Claims that ineligible voters took part in the first ballot have resulted in an application to ICOS for arbitration on an alleged breach of the society's rules.
In addition, the admission by ICOS that 32 more votes were cast in the first ballot in Gowran Park than there were eligible registered voters has proven seriously embarrassing for both the co-op body and Glanbia.
Glanbia insisted yesterday that tomorrow's confirmatory ballot would go ahead despite the last-minute difficulties. However, the continuing controversy has cast a shadow over the whole process.
Tomorrow's vote, if passed, would see Glanbia Co-op's stake in the Glanbia Plc drop from 51.4pc to 41.4pc. The 10pc is valued at around €230m. Close to €70m is earmarked to provide additional equity for the new dairy processing venture involving both Glanbia Co-op and Glanbia Plc.
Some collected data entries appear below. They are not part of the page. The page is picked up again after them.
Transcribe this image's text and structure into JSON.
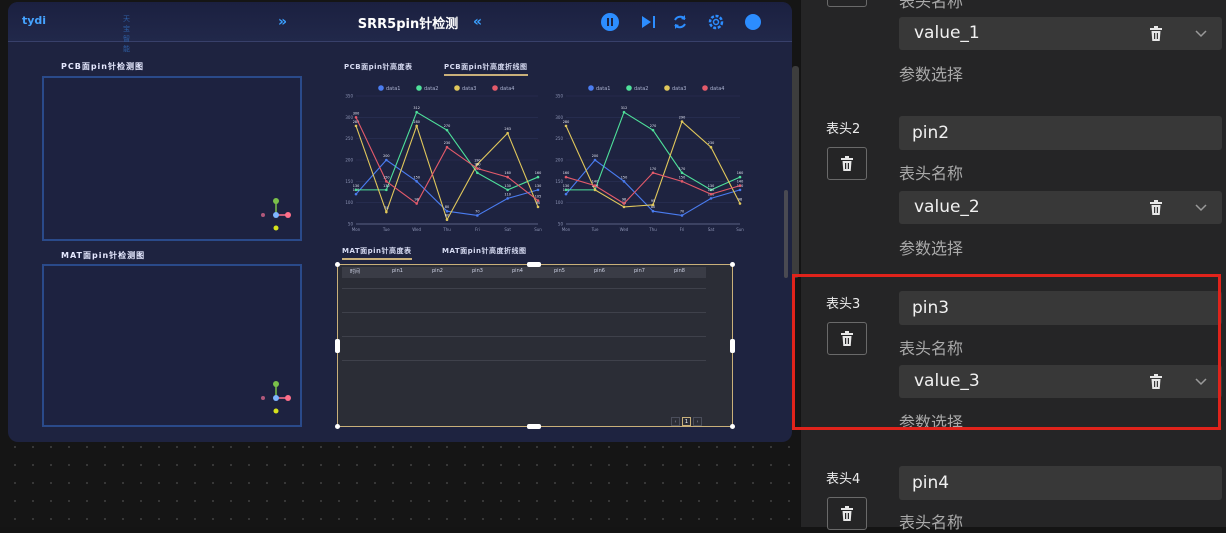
{
  "preview": {
    "logo": "tydi",
    "logo_sub": "天宝智能",
    "title": "SRR5pin针检测",
    "left_chevron": "»",
    "right_chevron": "«",
    "pcb_panel_title": "PCB面pin针检测图",
    "mat_panel_title": "MAT面pin针检测图",
    "tabs_top": [
      "PCB面pin针高度表",
      "PCB面pin针高度折线图"
    ],
    "tabs_bottom": [
      "MAT面pin针高度表",
      "MAT面pin针高度折线图"
    ],
    "table_headers": [
      "时间",
      "pin1",
      "pin2",
      "pin3",
      "pin4",
      "pin5",
      "pin6",
      "pin7",
      "pin8"
    ],
    "pager": {
      "prev": "‹",
      "page": "1",
      "next": "›"
    }
  },
  "chart_data": [
    {
      "type": "line",
      "legend": [
        "data1",
        "data2",
        "data3",
        "data4"
      ],
      "colors": [
        "#4a7cf0",
        "#4ee09a",
        "#e0c75b",
        "#e35a6a"
      ],
      "categories": [
        "Mon",
        "Tue",
        "Wed",
        "Thu",
        "Fri",
        "Sat",
        "Sun"
      ],
      "ylim": [
        50,
        350
      ],
      "yticks": [
        50,
        100,
        150,
        200,
        250,
        300,
        350
      ],
      "series": [
        {
          "name": "data1",
          "values": [
            120,
            200,
            150,
            80,
            70,
            110,
            130
          ]
        },
        {
          "name": "data2",
          "values": [
            130,
            130,
            312,
            270,
            170,
            130,
            160
          ]
        },
        {
          "name": "data3",
          "values": [
            280,
            78,
            280,
            60,
            190,
            263,
            90
          ]
        },
        {
          "name": "data4",
          "values": [
            300,
            150,
            98,
            230,
            180,
            160,
            105
          ]
        }
      ]
    },
    {
      "type": "line",
      "legend": [
        "data1",
        "data2",
        "data3",
        "data4"
      ],
      "colors": [
        "#4a7cf0",
        "#4ee09a",
        "#e0c75b",
        "#e35a6a"
      ],
      "categories": [
        "Mon",
        "Tue",
        "Wed",
        "Thu",
        "Fri",
        "Sat",
        "Sun"
      ],
      "ylim": [
        50,
        350
      ],
      "yticks": [
        50,
        100,
        150,
        200,
        250,
        300,
        350
      ],
      "series": [
        {
          "name": "data1",
          "values": [
            120,
            200,
            150,
            80,
            70,
            110,
            130
          ]
        },
        {
          "name": "data2",
          "values": [
            130,
            130,
            312,
            270,
            170,
            130,
            160
          ]
        },
        {
          "name": "data3",
          "values": [
            280,
            130,
            90,
            95,
            290,
            230,
            98
          ]
        },
        {
          "name": "data4",
          "values": [
            160,
            140,
            98,
            170,
            150,
            120,
            140
          ]
        }
      ]
    }
  ],
  "sidebar": {
    "rows": [
      {
        "label": "",
        "header_value": "",
        "header_sub": "",
        "param_value": "value_1",
        "param_sub": "参数选择"
      },
      {
        "label": "表头2",
        "header_value": "pin2",
        "header_sub": "表头名称",
        "param_value": "value_2",
        "param_sub": "参数选择"
      },
      {
        "label": "表头3",
        "header_value": "pin3",
        "header_sub": "表头名称",
        "param_value": "value_3",
        "param_sub": "参数选择"
      },
      {
        "label": "表头4",
        "header_value": "pin4",
        "header_sub": "表头名称",
        "param_value": "",
        "param_sub": ""
      }
    ],
    "partial_top_sub": "表头名称"
  }
}
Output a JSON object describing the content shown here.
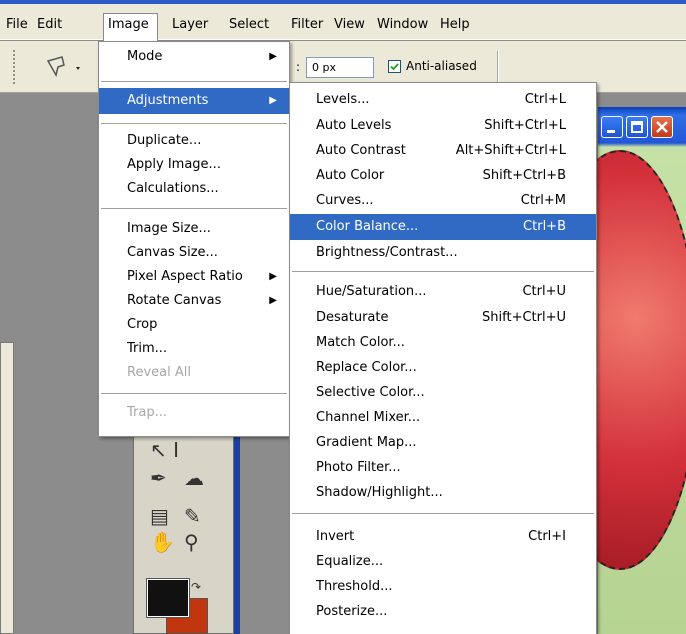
{
  "menubar": {
    "items": [
      {
        "label": "File"
      },
      {
        "label": "Edit"
      },
      {
        "label": "Image"
      },
      {
        "label": "Layer"
      },
      {
        "label": "Select"
      },
      {
        "label": "Filter"
      },
      {
        "label": "View"
      },
      {
        "label": "Window"
      },
      {
        "label": "Help"
      }
    ]
  },
  "options_bar": {
    "feather_value": "0 px",
    "anti_aliased_label": "Anti-aliased",
    "anti_aliased_checked": true
  },
  "image_menu": {
    "items": [
      {
        "label": "Mode",
        "submenu": true
      },
      {
        "label": "Adjustments",
        "submenu": true,
        "highlighted": true
      },
      {
        "label": "Duplicate..."
      },
      {
        "label": "Apply Image..."
      },
      {
        "label": "Calculations..."
      },
      {
        "label": "Image Size..."
      },
      {
        "label": "Canvas Size..."
      },
      {
        "label": "Pixel Aspect Ratio",
        "submenu": true
      },
      {
        "label": "Rotate Canvas",
        "submenu": true
      },
      {
        "label": "Crop"
      },
      {
        "label": "Trim..."
      },
      {
        "label": "Reveal All",
        "disabled": true
      },
      {
        "label": "Trap...",
        "disabled": true
      }
    ]
  },
  "adjustments_menu": {
    "items": [
      {
        "label": "Levels...",
        "shortcut": "Ctrl+L"
      },
      {
        "label": "Auto Levels",
        "shortcut": "Shift+Ctrl+L"
      },
      {
        "label": "Auto Contrast",
        "shortcut": "Alt+Shift+Ctrl+L"
      },
      {
        "label": "Auto Color",
        "shortcut": "Shift+Ctrl+B"
      },
      {
        "label": "Curves...",
        "shortcut": "Ctrl+M"
      },
      {
        "label": "Color Balance...",
        "shortcut": "Ctrl+B",
        "highlighted": true
      },
      {
        "label": "Brightness/Contrast...",
        "shortcut": ""
      },
      {
        "label": "Hue/Saturation...",
        "shortcut": "Ctrl+U"
      },
      {
        "label": "Desaturate",
        "shortcut": "Shift+Ctrl+U"
      },
      {
        "label": "Match Color...",
        "shortcut": ""
      },
      {
        "label": "Replace Color...",
        "shortcut": ""
      },
      {
        "label": "Selective Color...",
        "shortcut": ""
      },
      {
        "label": "Channel Mixer...",
        "shortcut": ""
      },
      {
        "label": "Gradient Map...",
        "shortcut": ""
      },
      {
        "label": "Photo Filter...",
        "shortcut": ""
      },
      {
        "label": "Shadow/Highlight...",
        "shortcut": ""
      },
      {
        "label": "Invert",
        "shortcut": "Ctrl+I"
      },
      {
        "label": "Equalize...",
        "shortcut": ""
      },
      {
        "label": "Threshold...",
        "shortcut": ""
      },
      {
        "label": "Posterize...",
        "shortcut": ""
      }
    ]
  },
  "tools": {
    "icons": [
      "move-crop-icon",
      "pen-icon",
      "custom-shape-icon",
      "notes-icon",
      "eyedropper-icon",
      "hand-icon",
      "zoom-icon"
    ]
  },
  "colors": {
    "highlight": "#316ac5",
    "foreground_swatch": "#111111",
    "background_swatch": "#c1360e"
  }
}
The remaining €160m is to be spun out to the co-op's 16,000 shareholders in the form of plc shares.
However, tomorrow's motion also includes a rule change. This would see the threshold for key ballots drop from the current 75pc to 66pc. In addition, A2 shareholders would effectively become A1 shareholders.
A1 shareholders are defined as active milk suppliers and farmer traders with Glanbia. A2 shareholders are recently retired milk suppliers or farmers who traded with the co-op.
The dispute on the society's rules centres on the eligibility of A2 shareholders to vote on motions that deal with changes to the society's rules.